Hours later, when he finally made it back to the barrack, he saw them all grouped together around a few bunks, worried and quiet. The blood and the remains of Virkle in his office had been removed by the cleaning crew and now his office looked like nothing ever happened in it at all.

"I just came from talking to the commission. You have a right to know that it seems someone was targeting me… All the evidence is pointing that way. Virkle was certainly not the target.”

He walked to stand among them, and they all quietly circled around. "I offered my resignation on the account that I may indirectly endanger all of your lives as I did to Virkle, but…the commission turned that down.

"What I can offer you is that currently there are still twenty more assigned drill sergeants here. If any of you want to, you can be transferred to one of them, so you can complete your training with them. You are given an option to do that. And it would be wise to think about it."

“Sir?” Siya interrupted him.

“Yes?”

“Do you have any idea who could have done this?”

"I do know it cannot be any of you… I know you well enough by now." His eyes went over their faces as he spoke. "Besides, I have not even trained you into the use of explosives yet. So, unless one of you had a sideline hobby I did not know about creating a homemade explosive device, you are all in the clear. But… I really do not think any of you could do it. But…"

“Yes, Sir?”

"You have to understand, there were billions of people who lost their lives in the last war. Wounds are still too fresh to heal. Those that were killed… they all had family and friends. The hatred toward the imperial army burns hot and is powerful enough to cloud the rationality of many who suffered. You have to understand. I've been there. Those people… the things we did to them, the suffering they all experienced… It is incalculable. It would not be surprising that one of them decided to ease their pain by killing me. As you all know the army decided to create and market me as one of the symbols of their victory. Why they did that, especially since they perfectly know I was just one of the soldiers, nothing more?" Derran shrugged his shoulders. "Maybe the same reason as to why they fought the war the way they did… because they are that stupid and ignorant. So, they made a mark out of me. I know that. I knew that as soon as I saw the first video bit hit communication lines. And that is probably what this is all about. You deserve to be fully aware of that. So…”

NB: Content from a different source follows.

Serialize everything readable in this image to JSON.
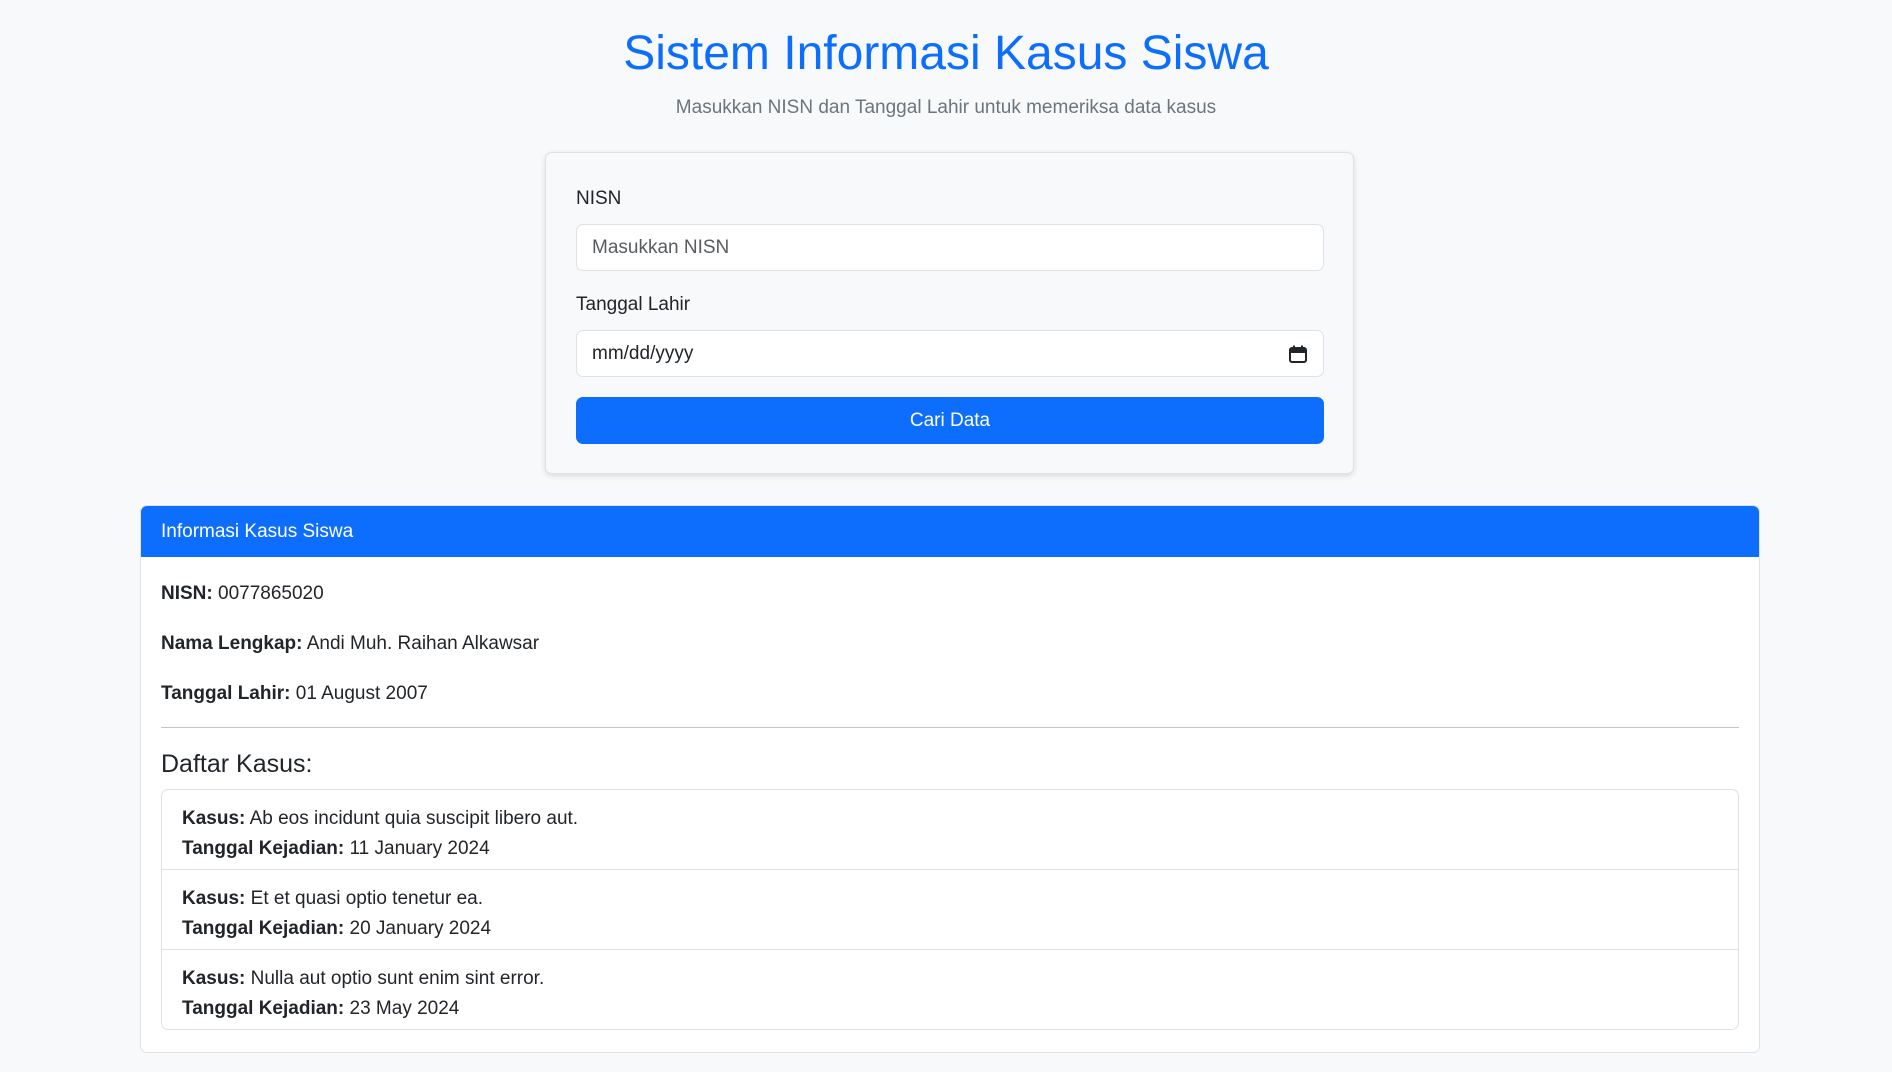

“But who could have known you were here? Isn’t it supposed to be all secretive?” Siya was not ready to quit, was trying to add it all up, find the answer.

"Of course. But, I cannot talk to you about that now. Actually, the commission has ordered me not to look into this matter. They promised to do that, although I trust them not more than I trust my generals. Still, it is not my job. My job is to prepare you, the best I can, so you can pass your initial testing by the end of your first year. Maybe when you become all-powerful investigators, you can look into this… I understand you will be able to do just that sort of thing. Until then, my hands are really tied…"

He could see them starting slowly to relax, the information he gave them slow to process, but still relieving their doubts and fears. They seemed to relax so much and the chatting slowly increased that Derran decided to speak up again. “Please consider what I have told you. I will not bare any ill feelings if you decide to move to another barrack and have a new instructor.”

The next day, or the day after that, to Derran’s sobering surprise, the commission received zero transfer requests.